New Yorker Fiction Review #224: "Dandelion" by Lore Segal



Review of a short story from the Mar. 25, 2019 issue of The New Yorker...

In this rather short story, Lore Segal takes "meta-fiction" to a level I've personally never encountered before, taking a story she herself wrote in her 20s (she is now 91 years old) and sort of re-visiting and re-writing it in order to smooth out what she perceives as over-wrought turns of phrase and inaccurate metaphors.

In the very first line of the story she excuses herself for this by telling us that Henry James rewrote some of his early work when he himself became old. Does one need an excuse or a reason to write a story in a particular way? In my opinion, the answer is No. And the immediate breaking of the literary "fourth wall" here -- both letting us know that this was going to be a story within a story and also letting us know she had "permission" to do this because Henry James did it -- served as an unnecessary prologue to what was actually a pleasant little amuse bouche of a story about a young girl and her father on a walk in the Austrian Alps before World War II.

What I am trying to say is: There was a different and less clumsy way to introduce this story to us, the readers.
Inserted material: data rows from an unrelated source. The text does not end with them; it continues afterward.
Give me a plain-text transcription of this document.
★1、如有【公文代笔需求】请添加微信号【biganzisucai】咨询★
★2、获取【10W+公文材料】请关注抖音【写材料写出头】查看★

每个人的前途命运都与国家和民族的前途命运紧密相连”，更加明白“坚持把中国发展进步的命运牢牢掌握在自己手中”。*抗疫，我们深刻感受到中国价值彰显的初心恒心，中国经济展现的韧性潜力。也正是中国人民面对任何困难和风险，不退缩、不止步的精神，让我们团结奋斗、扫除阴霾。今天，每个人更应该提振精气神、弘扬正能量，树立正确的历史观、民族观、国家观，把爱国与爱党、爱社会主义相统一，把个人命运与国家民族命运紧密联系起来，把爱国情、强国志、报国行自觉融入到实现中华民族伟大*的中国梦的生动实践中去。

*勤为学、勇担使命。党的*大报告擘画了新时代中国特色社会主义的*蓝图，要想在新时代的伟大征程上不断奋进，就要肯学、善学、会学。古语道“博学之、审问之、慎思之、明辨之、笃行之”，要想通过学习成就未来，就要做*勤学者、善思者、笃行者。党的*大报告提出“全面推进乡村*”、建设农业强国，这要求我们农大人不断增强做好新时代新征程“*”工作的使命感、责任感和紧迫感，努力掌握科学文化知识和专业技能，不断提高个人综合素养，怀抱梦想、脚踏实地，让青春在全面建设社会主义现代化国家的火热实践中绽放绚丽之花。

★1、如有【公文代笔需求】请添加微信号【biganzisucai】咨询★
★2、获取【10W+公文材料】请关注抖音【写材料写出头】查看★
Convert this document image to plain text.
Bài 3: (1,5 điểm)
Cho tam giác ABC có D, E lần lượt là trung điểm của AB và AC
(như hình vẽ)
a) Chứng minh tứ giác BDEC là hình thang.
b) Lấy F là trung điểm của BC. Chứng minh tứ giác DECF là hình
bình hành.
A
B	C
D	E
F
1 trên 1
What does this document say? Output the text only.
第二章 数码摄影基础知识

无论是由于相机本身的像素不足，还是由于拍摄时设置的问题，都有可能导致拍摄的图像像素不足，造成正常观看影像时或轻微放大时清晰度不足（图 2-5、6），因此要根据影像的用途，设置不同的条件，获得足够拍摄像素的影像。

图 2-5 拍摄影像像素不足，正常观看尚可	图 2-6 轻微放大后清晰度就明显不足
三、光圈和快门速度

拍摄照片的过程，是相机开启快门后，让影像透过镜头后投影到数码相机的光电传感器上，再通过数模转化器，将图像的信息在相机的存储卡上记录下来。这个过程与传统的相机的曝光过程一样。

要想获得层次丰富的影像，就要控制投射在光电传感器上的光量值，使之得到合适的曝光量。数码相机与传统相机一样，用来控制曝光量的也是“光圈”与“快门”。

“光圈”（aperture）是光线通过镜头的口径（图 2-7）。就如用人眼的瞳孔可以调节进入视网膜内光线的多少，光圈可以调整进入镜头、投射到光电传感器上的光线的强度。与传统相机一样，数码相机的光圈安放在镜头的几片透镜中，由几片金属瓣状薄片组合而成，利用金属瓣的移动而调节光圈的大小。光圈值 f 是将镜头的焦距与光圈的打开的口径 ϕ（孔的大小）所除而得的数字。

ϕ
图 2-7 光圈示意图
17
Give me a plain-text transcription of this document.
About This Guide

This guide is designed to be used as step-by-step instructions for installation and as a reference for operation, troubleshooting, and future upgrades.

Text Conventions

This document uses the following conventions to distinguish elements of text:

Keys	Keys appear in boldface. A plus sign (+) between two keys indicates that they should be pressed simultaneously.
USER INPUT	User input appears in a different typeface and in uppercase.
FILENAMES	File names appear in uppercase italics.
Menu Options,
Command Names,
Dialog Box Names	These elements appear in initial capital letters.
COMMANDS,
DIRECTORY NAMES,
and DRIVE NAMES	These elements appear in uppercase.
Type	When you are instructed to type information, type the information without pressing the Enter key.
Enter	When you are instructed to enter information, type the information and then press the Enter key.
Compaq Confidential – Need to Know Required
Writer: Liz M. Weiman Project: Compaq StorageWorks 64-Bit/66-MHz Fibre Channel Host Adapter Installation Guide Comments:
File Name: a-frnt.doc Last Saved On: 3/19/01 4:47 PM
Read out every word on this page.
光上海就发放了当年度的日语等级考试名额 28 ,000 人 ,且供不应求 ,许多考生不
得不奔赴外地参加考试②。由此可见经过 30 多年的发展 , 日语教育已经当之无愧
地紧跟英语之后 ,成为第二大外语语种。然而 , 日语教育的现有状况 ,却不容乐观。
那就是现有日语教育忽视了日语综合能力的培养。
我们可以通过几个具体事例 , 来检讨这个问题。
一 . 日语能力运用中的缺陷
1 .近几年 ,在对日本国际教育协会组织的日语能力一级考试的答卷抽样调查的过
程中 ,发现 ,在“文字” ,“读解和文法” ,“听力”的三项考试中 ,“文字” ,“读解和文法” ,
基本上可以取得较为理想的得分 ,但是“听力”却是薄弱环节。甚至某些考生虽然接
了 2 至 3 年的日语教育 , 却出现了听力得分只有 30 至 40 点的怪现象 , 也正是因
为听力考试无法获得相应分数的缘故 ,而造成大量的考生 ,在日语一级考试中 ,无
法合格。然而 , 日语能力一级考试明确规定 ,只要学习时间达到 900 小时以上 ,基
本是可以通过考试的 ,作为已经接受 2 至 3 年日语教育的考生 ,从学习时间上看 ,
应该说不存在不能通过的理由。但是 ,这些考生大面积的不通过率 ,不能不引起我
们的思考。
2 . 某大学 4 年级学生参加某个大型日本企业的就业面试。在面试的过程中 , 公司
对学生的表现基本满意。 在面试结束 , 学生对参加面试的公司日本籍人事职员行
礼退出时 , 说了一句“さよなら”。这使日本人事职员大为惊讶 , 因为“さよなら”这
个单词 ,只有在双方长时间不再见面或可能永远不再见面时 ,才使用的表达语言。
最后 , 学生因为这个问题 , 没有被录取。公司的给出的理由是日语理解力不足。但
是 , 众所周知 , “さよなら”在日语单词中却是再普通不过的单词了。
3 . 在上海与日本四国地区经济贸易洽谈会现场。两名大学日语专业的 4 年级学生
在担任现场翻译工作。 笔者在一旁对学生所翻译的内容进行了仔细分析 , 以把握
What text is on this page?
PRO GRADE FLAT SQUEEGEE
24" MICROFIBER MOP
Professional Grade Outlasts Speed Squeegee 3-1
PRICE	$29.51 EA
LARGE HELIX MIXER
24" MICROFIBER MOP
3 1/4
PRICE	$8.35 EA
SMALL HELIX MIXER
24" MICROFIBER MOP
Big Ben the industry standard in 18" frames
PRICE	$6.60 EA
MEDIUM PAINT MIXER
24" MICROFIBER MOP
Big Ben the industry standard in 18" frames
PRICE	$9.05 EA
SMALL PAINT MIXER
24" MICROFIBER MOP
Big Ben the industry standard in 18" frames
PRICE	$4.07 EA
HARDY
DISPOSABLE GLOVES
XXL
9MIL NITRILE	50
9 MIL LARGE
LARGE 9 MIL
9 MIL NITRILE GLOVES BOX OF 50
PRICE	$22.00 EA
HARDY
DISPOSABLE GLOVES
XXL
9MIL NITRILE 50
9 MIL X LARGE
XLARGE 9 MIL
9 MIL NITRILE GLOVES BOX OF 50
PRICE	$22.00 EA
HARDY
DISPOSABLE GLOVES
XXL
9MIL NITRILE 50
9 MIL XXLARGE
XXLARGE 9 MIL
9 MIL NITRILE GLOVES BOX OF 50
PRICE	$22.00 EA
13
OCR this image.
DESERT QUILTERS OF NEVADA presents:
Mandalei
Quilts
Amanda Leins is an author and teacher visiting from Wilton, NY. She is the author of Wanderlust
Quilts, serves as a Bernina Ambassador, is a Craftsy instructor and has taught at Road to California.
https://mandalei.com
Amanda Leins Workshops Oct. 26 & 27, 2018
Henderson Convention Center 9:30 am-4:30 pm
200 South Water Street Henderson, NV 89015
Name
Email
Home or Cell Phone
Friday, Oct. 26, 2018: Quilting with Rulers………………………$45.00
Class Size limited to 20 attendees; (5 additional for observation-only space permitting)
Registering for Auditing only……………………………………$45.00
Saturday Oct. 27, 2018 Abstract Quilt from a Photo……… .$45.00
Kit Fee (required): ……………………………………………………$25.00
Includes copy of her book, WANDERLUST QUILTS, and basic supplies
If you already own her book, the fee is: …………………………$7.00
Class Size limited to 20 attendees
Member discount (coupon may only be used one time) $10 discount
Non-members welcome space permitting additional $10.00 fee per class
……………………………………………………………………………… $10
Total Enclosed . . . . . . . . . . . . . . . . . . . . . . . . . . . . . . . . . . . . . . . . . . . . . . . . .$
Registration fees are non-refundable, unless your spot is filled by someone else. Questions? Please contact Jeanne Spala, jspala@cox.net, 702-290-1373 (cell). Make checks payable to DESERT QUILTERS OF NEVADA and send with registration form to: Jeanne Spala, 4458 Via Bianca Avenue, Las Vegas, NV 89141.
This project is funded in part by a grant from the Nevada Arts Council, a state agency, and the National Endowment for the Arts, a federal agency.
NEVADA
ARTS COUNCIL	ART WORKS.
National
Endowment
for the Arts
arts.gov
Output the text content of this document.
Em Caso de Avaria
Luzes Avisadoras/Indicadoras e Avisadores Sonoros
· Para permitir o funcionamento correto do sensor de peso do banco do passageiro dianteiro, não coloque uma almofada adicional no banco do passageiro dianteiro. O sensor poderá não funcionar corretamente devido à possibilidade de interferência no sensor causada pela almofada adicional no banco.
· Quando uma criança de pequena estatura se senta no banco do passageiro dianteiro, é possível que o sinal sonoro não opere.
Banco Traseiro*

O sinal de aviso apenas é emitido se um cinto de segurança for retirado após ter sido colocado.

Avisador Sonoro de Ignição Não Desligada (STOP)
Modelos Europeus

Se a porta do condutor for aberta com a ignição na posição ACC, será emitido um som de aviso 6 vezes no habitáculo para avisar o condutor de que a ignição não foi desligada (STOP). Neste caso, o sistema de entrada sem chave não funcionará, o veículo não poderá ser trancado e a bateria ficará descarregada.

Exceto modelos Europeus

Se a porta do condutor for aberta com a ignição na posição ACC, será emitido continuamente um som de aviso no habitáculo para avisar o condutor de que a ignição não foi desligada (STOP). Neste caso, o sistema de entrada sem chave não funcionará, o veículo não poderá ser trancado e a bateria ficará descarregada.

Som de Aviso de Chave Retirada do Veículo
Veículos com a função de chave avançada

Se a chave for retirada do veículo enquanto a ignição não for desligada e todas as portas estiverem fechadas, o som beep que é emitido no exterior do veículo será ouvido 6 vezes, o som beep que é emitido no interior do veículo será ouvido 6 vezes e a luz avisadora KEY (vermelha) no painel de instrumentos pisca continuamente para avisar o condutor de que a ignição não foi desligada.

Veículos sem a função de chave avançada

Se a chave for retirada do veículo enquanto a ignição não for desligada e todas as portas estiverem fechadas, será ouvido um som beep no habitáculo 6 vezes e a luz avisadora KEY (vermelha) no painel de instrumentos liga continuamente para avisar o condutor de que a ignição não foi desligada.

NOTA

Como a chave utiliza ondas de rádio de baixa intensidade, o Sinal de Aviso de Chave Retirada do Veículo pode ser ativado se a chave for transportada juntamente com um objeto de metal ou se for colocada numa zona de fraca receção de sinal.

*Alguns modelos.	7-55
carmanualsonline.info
The concept of revisiting a story one wrote at an earlier stage in life and going back and "fixing" certain parts of it, revising certain memories, etc. is pretty cool, in my opinion. I have kept a journal my entire life, so I sort of know what this is like, in real-life terms. But I don't think Lore Segal developed this idea enough in the story to make it worth the clumsy intro. I'd have liked to see some more follow-through, some more references to how differently she remembers things now vs. then.